Now I’m not going to claim that any running math vies with differential calculus—or even Sudoku—for difficulty. But I will say that the most basic math can be a challenge when discomfort and fatigue set in during a challenging run, when we can’t hear our thoughts for our labored breathing. (And after we’ve “hit the wall,” we’re doing well to know what the date is.) Though no Isaac Newton, I’m always running the numbers when I run. Here’s an example: say I run the first mile of a six mile trail run at an 8:37/mile pace, and I decide that today I feel like running an 8:00/mile pace. What should my average pace for the remaining five miles be? My GPS won’t give me that figure (though I broke the bank for the darned thing). The answer is that my average pace should be a shade under 7:53/mile. I’d better get on it! I check my watch frequently and try to hover around the prescribed pace. How did I find my new pace? By taking the 37 seconds that I have to make up and dividing it over the next five miles. The result is that I have to run 7 seconds and change under an 8:00/mile pace for each of the next five miles. Of course I may reassess my pace at 3 or 4 miles and have to run the math again and again as I approach the finish of my run.

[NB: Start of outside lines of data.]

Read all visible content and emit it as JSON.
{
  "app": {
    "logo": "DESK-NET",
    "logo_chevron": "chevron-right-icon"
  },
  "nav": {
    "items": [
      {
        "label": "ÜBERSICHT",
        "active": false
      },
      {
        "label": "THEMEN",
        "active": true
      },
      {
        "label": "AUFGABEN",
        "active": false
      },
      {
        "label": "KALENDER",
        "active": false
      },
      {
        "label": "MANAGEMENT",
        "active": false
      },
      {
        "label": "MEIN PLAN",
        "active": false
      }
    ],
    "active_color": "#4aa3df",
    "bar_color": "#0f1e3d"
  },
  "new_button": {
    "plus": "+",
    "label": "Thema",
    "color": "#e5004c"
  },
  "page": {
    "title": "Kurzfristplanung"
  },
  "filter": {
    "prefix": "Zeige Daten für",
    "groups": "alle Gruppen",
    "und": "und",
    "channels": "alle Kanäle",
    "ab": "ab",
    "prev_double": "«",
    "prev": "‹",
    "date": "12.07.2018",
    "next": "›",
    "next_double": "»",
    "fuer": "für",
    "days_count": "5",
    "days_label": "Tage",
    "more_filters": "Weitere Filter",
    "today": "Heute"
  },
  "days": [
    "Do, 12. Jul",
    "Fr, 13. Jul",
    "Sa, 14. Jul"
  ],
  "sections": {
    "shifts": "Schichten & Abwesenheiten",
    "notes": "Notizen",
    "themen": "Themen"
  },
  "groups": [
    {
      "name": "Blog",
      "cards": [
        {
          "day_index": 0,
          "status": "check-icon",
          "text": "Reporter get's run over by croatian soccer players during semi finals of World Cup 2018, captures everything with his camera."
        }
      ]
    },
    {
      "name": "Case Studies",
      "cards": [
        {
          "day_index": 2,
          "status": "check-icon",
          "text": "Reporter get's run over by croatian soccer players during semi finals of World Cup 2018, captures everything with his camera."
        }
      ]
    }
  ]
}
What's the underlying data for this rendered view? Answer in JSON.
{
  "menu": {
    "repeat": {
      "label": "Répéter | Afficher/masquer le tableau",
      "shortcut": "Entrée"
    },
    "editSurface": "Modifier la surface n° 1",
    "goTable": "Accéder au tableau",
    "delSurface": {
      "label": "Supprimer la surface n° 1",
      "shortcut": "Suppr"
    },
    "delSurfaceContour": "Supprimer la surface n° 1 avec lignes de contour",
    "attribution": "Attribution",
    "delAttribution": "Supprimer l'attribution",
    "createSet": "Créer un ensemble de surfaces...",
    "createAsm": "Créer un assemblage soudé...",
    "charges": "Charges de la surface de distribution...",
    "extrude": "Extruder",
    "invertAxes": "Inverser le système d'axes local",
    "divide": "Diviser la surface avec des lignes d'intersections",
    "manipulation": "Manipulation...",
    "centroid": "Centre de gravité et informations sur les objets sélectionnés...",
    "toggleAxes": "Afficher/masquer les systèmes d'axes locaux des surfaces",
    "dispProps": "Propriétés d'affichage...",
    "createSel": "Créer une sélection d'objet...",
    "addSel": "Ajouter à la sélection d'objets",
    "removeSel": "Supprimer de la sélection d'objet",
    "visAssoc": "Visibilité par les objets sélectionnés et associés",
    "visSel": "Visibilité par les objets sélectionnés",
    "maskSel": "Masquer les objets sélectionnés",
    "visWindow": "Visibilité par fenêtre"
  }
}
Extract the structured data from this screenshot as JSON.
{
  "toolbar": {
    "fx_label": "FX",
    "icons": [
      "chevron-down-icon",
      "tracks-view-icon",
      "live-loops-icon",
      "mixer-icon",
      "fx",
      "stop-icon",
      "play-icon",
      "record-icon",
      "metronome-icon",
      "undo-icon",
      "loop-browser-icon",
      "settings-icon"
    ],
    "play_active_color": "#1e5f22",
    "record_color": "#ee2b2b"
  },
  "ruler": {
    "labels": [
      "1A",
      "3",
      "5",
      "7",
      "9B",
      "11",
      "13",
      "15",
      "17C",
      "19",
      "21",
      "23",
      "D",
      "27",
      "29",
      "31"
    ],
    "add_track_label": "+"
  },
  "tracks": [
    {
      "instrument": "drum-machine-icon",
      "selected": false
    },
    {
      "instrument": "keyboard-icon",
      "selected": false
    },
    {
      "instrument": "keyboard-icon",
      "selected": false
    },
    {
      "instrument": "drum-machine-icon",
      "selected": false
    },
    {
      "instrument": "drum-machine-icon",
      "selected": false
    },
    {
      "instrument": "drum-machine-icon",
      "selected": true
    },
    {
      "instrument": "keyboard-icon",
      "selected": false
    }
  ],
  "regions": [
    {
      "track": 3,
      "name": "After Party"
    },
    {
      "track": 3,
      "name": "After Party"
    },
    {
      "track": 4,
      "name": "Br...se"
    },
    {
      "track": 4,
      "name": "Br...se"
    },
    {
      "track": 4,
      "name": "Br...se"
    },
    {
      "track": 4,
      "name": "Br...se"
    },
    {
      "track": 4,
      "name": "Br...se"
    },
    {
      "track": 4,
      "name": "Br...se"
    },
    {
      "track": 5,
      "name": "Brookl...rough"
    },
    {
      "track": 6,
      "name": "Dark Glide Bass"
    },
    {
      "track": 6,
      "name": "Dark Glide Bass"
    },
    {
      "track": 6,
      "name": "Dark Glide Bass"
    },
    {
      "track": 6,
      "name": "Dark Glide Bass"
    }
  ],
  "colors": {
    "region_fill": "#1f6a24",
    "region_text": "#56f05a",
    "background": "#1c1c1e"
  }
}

And here’s another example. I used to do the bulk of my winter training on the indoor track (a Lilliputian oval) at the Downtown YMCA. (Hey, I felt remarkably liberated—and fast—when I actually started running in a straight line again.) Preliminary to finding my time per lap, I converted my target pace from minutes (e.g., 8:10) to seconds (e.g., 490). I then divided the seconds by 22 (the track is 1/22nd of a mile long). In order to run an 8:10 mile on the Downtown YMCA indoor track, one must maintain a shade faster than a 22 second lap, all the while trying not to endanger stray children and patrons attempting to cross from the encircled weight and cardio machines. Being the instinctive runner that I am, I was always revising my pace and recalculating on the fly.
Of course the math is laughably easy, but even so, it offers the brain a bit of a workout. By now we all know that the “use it or lose it” principle applies not only to physical conditioning but to cognitive conditioning as well. Mathematical thinking (like reading The Long Run) can be a powerful weapon in the war against Alzheimer’s disease and the general deterioration of cognitive function frequently associated with the aging process. Once again, running is a winning ticket. By engaging the mathematical brain, running can chalk up yet another benefit to add to its ever-expanding list of offerings.
Of course in time technology will catch up with the Western runner’s needs and whims. Some computer-age innovation will render the mathematical brain superfluous, and free it from the need for cumbersome calculations and challenging multitasking. As always, this will be part blessing, part curse, and an encouragement to leave off using yet another portion of our brains. But we are runners. We stubbornly, insistently continue to use our legs when convenient forms of transportation abound. We bristle at the easy way. We will forever be throwbacks to simpler times: when we used our legs to get from A to B and still did math in our heads.